Hojas de cualquier diario de cualquier heroína
2 de enero 1995
Acabé con mis sueños. Con todos y cada uno de ellos. Los agoté de tanto evocarlos, uno a uno, por ver si, así, se cumplían. Se cansaron. Sí, se cansaron mis sueños de ese estira y afloja que el ansiar verlos cumplidos y las constantes negativas de la gris realidad sostenían.
Acabé con mis sueños. Con todos. Creo que de tanto intoxicarlos.
1 de julio 1995
A veces, tengo el horrendo presagio de que mi vida se romperá sin avisarme. Antes de lo que imagino. Y, en mitad del pánico más asfixiante, temo haya comenzado ya, hace tiempo, la ruptura de mi inútil existencia…
Caminando hacia ninguna parte, he comprendido uno de los paradigmas que reinan mis tormentosos pensamientos. El descubrimiento me asaltó, apareciendo con la celeridad de un relámpago. Más tal chispa de luz no se retiró con inmediatez. Por el contrario se quedó un buen rato hasta conseguir iluminarme por completo. Y herirme.
Al cruzar una calle -una que encontré en mitad de uno más de mis paseos malditos sin rumbo-, me percaté de la presencia de un bache perforado en el asfalto. Era (y es; no creo que aún haya sido reparado) un bache común, con sus inflexiones típicas, feísimamente irregular en todo su deforme diámetro y contaba, como casi todos, con su particular desnivel encharcado. ¿Por qué, entonces, tal nimiedad cotidiana despertó mi espíritu? Lo desconozco. Sin embargo, así fue. Ocurrió que, con ello, caí presa de las finas sedas tristes de mi mentalidad metafórica y, disponiendo de la vulgar musa de alquitrán, me vi reflejado en el líquido asqueroso del fondo del desnivel en el asfalto. Me di asco allí. Al captar mi repugnante imagen sobre el lodo urbano, comprendí la necesidad urgente de dar un giro rotundo en mi vida, cambiar mi rutina intoxicada y mudar mis perspectivas –crearlas, más bien-. Ansié romper con lo habitual en mí, ocasionar una brecha que me forzara a caer en picado y, después, quizá ascender. Ascender vomitando el barro estancado durante años dentro de mis vísceras encharcadas.
13 de julio 1995
Desperté doce días más tarde. Me prometí no volver a dejarme llevar por mis románticos sufrimientos. Mi madre no podría soportar un intento de suicidio más. Por ella intentaré cumplir mi promesa, me forcé a creer. Lo cierto es que no sé cuánta fiabilidad ofrece un propósito que ha sido sellado un día trece… Si, al menos, estuvieras conmigo, María, conjugarías todas las supersticiones con tu tacto y tu sonrisa.

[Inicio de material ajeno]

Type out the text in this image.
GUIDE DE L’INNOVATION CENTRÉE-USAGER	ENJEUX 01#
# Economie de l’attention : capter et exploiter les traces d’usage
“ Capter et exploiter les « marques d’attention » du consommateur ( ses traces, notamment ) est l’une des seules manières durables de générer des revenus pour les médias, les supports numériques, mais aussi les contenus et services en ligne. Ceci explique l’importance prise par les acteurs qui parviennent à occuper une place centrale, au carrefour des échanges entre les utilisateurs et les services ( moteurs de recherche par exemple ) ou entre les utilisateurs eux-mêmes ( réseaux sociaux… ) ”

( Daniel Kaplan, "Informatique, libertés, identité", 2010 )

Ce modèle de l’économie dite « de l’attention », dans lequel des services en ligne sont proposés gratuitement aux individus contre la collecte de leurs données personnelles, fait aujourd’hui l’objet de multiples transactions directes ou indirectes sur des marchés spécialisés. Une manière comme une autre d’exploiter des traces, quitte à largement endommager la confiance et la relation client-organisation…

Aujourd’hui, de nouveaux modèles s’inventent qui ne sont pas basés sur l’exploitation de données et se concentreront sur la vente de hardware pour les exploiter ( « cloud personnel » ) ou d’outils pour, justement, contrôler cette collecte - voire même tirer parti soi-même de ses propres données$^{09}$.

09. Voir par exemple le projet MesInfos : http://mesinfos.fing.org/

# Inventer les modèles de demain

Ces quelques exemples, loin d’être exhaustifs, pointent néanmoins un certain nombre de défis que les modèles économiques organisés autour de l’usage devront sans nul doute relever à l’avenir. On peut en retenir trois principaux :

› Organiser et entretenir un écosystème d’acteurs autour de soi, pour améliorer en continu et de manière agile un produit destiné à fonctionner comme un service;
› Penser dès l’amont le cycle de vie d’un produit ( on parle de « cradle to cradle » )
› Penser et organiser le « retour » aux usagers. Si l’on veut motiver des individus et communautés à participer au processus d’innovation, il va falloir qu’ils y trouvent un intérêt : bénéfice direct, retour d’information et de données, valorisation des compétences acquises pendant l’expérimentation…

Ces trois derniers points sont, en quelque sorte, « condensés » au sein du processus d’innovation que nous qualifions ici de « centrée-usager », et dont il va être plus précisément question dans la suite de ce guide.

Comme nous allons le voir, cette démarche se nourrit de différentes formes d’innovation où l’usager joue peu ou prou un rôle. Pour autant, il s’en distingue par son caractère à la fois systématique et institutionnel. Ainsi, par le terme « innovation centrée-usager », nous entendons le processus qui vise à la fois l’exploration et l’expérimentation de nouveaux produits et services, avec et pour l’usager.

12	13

Y todo sería posible, hasta mi vida.
14 de julio 1995
Siento todo lo que te estoy haciendo sufrir. Lo siento, mamá. No puedo más.
Otra vez no puedo más…
2 de septiembre 1995
A mi madre,
“Siempre he tenido miedo a volver. También a quedarme. Quizá temiera tu reacción al verme. Al verme…, después de tantísimo tiempo, tan destruido. Por eso, sólo te escribo, tratando de evitar pasar ante tu mirada. Sin embargo, sé que me verás. Tú poseías una imaginación libertadora que me miraba a los ojos, al fondo, a través de tan sólo una carta. Lamentaría que hubieras perdido esa capacidad de imaginar, de poder radiografiar mi letra y su tinta. De veras que lo lamentaría… aun cuando tema escribirte precisamente por culpa de ese, tu análisis infalible de lo que escribo.
Olerás mi carta -como si te estuviera viendo-. Después, acariciarás el filo de cada pliego de papel, buscando cortarte, reconócelo, con su sutil textura. Es como si tal ritual te ayudara a recordar los dolorosos momentos que te he hecho vivir.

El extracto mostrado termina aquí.